# Lesson learned



## olwhitee (Apr 10, 2004)

A buddy and I went out today squirrel hunting. I have never hunted squirrel before so it was a new experience for me. We shot three fox squirrels and he taught me how to clean them and take them home.

I boiled one up and made some dumplings with them, but the meat tasted bad. It tasted like the gut smelled when we cleaned them. I talked with him and realized that I should have soaked them in salt water overnight to help get the blood out. 

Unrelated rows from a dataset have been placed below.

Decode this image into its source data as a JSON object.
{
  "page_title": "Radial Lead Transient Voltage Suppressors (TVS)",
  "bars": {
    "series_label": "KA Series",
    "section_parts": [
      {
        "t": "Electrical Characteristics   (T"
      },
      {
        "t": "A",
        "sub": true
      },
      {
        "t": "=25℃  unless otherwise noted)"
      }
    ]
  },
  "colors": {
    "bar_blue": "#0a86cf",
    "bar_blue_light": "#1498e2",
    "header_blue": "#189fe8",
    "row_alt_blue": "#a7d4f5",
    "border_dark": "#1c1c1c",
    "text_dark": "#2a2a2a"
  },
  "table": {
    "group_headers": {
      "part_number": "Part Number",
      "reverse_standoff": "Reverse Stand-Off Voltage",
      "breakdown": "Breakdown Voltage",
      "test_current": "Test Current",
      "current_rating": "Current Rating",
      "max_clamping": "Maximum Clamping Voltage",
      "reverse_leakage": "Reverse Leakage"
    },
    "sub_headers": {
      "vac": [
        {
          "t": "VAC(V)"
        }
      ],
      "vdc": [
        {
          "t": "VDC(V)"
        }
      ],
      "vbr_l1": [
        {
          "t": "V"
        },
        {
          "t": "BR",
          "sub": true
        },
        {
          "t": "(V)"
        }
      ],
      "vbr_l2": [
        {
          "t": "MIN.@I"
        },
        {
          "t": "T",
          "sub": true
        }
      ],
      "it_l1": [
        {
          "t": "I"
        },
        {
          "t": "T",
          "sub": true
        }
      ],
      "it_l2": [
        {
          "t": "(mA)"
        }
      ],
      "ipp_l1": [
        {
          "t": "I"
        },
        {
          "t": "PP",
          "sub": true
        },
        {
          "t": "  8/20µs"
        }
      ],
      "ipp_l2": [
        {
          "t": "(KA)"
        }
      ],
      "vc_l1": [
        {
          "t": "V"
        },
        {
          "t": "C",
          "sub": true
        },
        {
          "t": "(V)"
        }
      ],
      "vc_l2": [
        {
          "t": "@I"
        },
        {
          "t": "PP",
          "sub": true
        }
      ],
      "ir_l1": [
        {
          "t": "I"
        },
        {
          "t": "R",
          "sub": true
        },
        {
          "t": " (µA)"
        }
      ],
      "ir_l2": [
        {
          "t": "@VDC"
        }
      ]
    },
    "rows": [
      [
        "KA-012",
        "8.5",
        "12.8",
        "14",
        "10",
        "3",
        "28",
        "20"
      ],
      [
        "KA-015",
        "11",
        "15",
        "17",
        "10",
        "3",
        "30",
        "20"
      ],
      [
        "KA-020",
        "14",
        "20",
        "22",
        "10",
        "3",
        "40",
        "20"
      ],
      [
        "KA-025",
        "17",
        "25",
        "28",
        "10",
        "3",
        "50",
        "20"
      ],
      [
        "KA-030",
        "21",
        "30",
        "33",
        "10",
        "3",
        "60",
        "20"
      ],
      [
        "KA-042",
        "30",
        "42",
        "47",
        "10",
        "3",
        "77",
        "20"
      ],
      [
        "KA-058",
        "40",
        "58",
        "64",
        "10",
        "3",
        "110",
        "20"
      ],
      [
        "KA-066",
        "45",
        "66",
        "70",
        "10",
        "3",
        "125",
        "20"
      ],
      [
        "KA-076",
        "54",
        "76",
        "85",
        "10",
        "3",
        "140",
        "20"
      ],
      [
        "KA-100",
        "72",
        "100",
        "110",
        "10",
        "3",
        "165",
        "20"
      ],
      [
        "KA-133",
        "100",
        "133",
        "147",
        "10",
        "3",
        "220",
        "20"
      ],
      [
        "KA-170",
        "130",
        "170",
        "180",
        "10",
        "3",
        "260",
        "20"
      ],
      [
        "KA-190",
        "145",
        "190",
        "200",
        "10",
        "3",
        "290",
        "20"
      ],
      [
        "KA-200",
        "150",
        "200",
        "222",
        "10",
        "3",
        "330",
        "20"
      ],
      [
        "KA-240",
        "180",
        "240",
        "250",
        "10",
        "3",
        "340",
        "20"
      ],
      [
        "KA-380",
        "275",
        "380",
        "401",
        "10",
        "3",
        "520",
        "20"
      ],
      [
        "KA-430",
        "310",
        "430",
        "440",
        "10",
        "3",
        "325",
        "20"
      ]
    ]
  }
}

Whoops, guess you live and learn. I am glad I only cooked one to try.


----------



## floater99 (May 21, 2010)

Add a tspn of vinegar and a cpl bay leaves.Also rinse and drain if water gets blood stained.


----------



## FISNFOOL (May 12, 2009)

And make sure that you use non iodized salt. Makes a big difference in taste.


----------



## olwhitee (Apr 10, 2004)

Okay, thanks for tips guys. I love to eat squirrels and dumplings and was trying to introduce it to my wife and kids. Hopefully these ideas and a longer soak will help get rid of some of that blood taste.


----------



## Huntinbull (Apr 10, 2004)

soaking in milk and salt can leach some of the blood taste out as well. I usually wash the carcass really well, then soak for a while in salt water. I change out the salt water a couple times in the hour i soak it. I then bag and freeze the carcass. When I thaw it to cook it I will soak it in a little salt in milk for an hour or so. This seems to mellow the gamey taste if there is any.


----------